Eğitime yapılan yatırım, geleceğe yapılan yatırımdır bu nedenle eğitimde tasarruf olmaz.
Ne var ki MEB, Ücretli Öğretmenlik Uygulamasını bir tasarruf yöntemi olarak kullanmaktadır ve eğitim hizmetini ucuza mal etme yolu olarak görmektedir..
Okullardaki İŞ-KUR Temizlik işçisinden daha düşük ücretle çalıştırılan Ücretli Öğretmenlere İş-Kur çalışanlarına tanınan ekonomik ve sosyal haklar tanınmamaktadır.
1 Ücretli Öğretmenin aylık geliri, 1 Asgari Ücret bile etmemektedir.
Ücretli Öğretmenlerin iş güvenceleri de bulunmamaktadır.
Öğretmen ihtiyacını sadece ek ders ücreti ve yarı zamanlı sigorta primi karşılığı ÜCRETLİ ÖĞRETMENLİK uygulamasıyla karşılamak; emek gaspıdır, kâr amacı gütmektir, özel sektör yolu izlemektir.
Öğretmen istihtam yöntemlerindeki bu yanlışlıklarla, eğitimde başarıyı yakalamak, hayalden öteye geçemez.
Bir eğitim sendikasının; valiliklerin resmi beyanlarından elde ettiği verilere göre, 71 ilde görevlendirilmiş olan ücretli öğretmen sayısı 66.780 olmuş.

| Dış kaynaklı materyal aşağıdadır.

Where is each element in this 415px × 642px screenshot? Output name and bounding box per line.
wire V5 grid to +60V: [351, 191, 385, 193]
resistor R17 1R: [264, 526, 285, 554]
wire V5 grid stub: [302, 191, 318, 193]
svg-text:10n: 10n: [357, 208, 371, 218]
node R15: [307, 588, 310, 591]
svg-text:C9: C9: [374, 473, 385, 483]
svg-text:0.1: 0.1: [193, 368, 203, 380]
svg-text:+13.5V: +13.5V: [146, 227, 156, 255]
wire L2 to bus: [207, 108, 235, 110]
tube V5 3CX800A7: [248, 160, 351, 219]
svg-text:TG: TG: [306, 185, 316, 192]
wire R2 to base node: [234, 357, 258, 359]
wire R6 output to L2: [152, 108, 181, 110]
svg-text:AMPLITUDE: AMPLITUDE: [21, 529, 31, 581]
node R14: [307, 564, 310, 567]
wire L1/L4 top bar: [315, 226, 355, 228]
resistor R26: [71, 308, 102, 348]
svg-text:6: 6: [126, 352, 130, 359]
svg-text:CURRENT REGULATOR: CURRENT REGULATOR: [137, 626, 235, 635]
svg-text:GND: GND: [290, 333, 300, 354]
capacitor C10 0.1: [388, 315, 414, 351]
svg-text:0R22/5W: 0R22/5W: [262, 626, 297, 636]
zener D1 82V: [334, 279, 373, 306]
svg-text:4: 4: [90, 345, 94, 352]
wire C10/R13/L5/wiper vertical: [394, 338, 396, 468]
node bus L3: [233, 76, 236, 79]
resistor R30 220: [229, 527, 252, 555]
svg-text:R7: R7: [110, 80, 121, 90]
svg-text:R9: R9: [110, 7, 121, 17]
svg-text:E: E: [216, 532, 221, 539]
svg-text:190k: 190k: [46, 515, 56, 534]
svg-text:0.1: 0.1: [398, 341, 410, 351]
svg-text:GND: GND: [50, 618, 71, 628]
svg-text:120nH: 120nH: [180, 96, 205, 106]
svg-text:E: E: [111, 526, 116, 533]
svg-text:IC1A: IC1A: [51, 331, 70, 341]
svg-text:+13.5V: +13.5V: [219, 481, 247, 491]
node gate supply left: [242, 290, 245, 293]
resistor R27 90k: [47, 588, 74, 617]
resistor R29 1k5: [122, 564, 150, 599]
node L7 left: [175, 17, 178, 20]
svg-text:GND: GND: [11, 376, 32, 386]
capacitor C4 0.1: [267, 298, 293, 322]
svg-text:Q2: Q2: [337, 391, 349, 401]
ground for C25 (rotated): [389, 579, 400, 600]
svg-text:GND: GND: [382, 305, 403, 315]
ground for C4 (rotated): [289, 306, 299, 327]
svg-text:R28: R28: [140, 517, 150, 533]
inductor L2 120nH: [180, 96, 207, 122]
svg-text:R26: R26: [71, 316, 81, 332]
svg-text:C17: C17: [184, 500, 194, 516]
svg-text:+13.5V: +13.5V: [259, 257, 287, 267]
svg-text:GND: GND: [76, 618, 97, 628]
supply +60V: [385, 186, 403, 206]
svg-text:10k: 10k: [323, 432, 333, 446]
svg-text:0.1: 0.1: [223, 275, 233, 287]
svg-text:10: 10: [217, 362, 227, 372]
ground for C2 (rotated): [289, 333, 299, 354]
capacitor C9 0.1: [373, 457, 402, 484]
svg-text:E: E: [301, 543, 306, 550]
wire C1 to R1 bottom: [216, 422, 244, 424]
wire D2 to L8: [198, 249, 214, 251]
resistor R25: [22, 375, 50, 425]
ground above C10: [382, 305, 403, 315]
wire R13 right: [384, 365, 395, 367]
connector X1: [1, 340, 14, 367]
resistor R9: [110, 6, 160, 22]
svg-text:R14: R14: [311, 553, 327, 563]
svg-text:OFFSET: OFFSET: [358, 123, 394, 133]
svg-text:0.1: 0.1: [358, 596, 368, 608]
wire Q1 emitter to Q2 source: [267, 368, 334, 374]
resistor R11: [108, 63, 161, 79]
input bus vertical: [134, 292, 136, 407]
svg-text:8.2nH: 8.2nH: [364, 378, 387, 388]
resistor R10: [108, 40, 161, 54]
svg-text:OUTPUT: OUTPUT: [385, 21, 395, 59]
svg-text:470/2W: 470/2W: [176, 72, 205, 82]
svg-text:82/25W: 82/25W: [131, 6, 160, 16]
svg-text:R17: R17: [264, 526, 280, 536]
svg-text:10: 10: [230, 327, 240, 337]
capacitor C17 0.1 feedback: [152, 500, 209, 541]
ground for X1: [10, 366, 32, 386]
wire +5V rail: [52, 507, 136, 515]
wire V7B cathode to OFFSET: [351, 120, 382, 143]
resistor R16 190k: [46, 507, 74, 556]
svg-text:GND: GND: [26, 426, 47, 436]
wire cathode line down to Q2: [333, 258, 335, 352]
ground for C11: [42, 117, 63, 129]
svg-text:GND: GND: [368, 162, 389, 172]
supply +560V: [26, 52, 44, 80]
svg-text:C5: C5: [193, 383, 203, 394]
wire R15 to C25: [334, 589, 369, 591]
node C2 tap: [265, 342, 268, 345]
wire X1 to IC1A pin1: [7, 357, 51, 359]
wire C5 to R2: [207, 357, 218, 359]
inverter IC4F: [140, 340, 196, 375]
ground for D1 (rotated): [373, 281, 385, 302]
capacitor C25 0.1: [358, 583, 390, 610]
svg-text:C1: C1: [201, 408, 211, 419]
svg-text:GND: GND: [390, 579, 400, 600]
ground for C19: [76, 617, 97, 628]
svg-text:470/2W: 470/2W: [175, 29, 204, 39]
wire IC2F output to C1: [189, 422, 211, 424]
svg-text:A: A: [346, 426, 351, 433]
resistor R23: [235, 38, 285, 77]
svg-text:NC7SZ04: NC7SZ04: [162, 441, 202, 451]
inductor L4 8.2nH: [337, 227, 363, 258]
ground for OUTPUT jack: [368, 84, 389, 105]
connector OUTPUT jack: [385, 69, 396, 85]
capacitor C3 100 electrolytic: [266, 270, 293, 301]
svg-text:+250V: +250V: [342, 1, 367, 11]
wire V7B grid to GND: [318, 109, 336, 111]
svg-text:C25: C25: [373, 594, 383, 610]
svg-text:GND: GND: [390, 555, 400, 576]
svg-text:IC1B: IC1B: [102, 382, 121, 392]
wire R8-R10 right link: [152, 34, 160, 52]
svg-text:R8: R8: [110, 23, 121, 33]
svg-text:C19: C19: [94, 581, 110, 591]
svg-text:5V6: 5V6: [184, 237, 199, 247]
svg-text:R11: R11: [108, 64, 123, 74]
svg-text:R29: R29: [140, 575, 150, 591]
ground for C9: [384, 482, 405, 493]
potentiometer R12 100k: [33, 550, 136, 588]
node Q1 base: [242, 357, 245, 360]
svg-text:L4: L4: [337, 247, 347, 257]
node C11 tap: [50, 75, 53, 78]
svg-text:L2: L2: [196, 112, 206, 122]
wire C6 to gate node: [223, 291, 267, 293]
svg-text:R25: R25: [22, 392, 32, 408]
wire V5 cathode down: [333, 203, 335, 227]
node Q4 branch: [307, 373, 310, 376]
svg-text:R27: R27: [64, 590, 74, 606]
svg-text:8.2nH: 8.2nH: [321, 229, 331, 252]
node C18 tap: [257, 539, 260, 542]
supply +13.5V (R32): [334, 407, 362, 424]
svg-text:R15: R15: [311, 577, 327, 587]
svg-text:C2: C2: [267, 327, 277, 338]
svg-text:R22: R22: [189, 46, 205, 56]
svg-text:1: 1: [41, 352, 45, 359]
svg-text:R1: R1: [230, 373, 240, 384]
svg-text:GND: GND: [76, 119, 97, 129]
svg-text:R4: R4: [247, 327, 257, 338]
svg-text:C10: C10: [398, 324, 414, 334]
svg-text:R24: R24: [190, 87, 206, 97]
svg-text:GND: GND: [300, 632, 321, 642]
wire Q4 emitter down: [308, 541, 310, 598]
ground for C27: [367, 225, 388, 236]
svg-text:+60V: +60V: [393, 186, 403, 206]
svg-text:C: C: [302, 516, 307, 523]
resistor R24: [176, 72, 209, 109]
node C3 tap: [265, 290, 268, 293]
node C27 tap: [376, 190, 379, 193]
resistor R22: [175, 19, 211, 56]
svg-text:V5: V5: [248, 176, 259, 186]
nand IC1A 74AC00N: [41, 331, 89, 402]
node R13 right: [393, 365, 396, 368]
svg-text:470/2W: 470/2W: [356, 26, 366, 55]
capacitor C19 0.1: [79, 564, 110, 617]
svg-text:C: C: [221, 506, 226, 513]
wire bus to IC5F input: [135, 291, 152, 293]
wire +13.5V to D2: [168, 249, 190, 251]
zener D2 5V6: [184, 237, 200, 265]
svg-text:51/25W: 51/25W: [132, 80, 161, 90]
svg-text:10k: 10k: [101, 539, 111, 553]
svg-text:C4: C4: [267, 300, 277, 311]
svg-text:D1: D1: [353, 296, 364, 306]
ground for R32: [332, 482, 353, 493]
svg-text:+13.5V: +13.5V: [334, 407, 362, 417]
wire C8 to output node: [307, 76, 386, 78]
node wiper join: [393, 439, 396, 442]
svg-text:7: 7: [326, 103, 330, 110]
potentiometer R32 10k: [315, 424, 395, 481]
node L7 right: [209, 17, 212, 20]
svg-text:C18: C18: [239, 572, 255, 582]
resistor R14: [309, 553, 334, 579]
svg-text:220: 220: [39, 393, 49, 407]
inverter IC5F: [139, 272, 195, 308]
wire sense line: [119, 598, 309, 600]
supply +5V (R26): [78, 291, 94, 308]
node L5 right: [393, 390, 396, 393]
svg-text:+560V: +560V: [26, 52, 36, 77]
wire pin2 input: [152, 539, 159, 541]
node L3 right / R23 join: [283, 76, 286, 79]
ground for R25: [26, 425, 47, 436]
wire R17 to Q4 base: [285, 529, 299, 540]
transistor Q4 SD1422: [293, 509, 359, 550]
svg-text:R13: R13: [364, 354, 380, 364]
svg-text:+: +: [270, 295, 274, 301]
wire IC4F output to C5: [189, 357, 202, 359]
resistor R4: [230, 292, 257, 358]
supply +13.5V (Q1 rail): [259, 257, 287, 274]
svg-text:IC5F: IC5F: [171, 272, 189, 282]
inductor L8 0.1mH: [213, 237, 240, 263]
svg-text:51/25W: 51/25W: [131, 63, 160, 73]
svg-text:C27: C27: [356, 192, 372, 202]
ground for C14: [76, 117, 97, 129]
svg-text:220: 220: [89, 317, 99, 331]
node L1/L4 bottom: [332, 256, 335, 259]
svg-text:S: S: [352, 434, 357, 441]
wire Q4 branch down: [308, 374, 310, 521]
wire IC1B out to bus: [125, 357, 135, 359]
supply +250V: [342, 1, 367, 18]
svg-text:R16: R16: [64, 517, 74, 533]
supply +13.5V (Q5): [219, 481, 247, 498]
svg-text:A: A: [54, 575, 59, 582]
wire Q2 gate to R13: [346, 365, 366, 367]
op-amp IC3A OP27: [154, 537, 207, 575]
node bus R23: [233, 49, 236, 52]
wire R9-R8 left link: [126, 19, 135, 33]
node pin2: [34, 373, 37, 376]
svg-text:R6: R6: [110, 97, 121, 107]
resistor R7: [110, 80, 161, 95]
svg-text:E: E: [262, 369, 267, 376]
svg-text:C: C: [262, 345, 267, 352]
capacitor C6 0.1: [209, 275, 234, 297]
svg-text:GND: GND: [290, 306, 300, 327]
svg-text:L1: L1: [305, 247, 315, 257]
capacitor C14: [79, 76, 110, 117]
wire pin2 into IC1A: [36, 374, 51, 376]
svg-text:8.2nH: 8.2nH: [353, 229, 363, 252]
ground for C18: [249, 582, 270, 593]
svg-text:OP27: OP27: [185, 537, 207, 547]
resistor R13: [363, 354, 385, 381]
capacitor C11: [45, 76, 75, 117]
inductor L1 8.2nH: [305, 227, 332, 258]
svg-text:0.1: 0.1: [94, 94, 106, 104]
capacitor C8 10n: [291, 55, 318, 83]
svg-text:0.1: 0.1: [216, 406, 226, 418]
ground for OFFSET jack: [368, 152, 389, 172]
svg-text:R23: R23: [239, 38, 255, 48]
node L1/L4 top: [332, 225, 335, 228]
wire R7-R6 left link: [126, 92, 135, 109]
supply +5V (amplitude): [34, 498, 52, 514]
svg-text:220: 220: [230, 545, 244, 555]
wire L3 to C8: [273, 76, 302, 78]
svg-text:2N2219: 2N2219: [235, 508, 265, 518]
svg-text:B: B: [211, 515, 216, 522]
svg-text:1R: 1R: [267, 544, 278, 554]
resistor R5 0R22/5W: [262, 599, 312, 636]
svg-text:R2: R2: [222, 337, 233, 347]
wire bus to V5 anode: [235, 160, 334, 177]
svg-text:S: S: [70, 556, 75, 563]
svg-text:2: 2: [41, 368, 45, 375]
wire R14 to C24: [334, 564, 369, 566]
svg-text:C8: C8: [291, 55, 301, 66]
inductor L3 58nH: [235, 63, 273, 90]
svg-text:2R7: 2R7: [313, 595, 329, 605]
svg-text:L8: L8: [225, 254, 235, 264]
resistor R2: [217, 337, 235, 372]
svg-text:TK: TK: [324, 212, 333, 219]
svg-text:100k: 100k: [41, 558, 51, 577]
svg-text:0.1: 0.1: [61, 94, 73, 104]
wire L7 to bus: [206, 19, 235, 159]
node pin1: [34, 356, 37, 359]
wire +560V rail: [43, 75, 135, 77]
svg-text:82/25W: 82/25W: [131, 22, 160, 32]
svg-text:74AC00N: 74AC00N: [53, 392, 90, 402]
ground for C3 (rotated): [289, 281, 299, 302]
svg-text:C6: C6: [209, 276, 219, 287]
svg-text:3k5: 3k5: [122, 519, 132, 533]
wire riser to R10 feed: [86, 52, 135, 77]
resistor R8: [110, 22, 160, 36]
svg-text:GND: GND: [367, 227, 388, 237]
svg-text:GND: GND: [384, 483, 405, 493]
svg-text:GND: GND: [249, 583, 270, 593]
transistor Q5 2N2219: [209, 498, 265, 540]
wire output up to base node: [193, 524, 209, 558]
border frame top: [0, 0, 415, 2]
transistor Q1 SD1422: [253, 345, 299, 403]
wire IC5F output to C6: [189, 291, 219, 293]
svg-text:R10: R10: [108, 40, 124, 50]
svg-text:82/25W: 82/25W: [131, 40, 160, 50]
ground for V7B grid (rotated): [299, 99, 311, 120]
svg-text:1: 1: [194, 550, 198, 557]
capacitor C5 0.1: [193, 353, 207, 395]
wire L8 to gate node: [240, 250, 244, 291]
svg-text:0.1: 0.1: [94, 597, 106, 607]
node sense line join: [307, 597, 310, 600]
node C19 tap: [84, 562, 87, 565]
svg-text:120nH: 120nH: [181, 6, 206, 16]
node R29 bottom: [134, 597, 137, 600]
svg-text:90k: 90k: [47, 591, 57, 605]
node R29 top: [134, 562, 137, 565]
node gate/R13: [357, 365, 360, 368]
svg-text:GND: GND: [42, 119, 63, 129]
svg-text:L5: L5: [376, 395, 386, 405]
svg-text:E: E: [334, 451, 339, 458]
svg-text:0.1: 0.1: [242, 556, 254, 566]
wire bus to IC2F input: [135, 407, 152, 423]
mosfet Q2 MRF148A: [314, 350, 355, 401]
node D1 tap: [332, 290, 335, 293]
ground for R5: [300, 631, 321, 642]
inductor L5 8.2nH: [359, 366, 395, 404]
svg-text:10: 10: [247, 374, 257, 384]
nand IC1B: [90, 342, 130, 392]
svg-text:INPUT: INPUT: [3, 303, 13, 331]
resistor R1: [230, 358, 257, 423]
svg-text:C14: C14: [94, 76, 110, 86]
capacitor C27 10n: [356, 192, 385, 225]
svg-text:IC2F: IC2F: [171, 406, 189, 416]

Yine aynı veriler doğrultusunda 69 ildeki norm açığı da 91.484 olarak belirlenmiş.
Bu veriler gösteriyor ki öğretmen ihtiyacı, düşük maliyet zihniyetiyle giderilmeye çalışılmaktadır.
Valilik verilerindeki norm açığı, mülakata gerek duymaksızın, KPSS puanı esas alınarak, öğretmen ataması yapılarak giderilmelidir.
Ücretli Öğretmenlik Uygulaması ve öğretmen atamalarındaki Mülakat Uygulaması sonlandırılmalıdır.
Eğitimde başarıyı artırmanın yolu geçici çözümler değil, kalıcı çözümlerdir.
Eğitim günübirlik çözümlerden, günübirlik uygulamalardan ve politik hesaplardan uzak tutulmalıdır.
MEB, sorunun değil çözümün kaynağı olmalıdır, bir an önce 2024 Öğretmen Atama Takvimini yayınlamalıdır.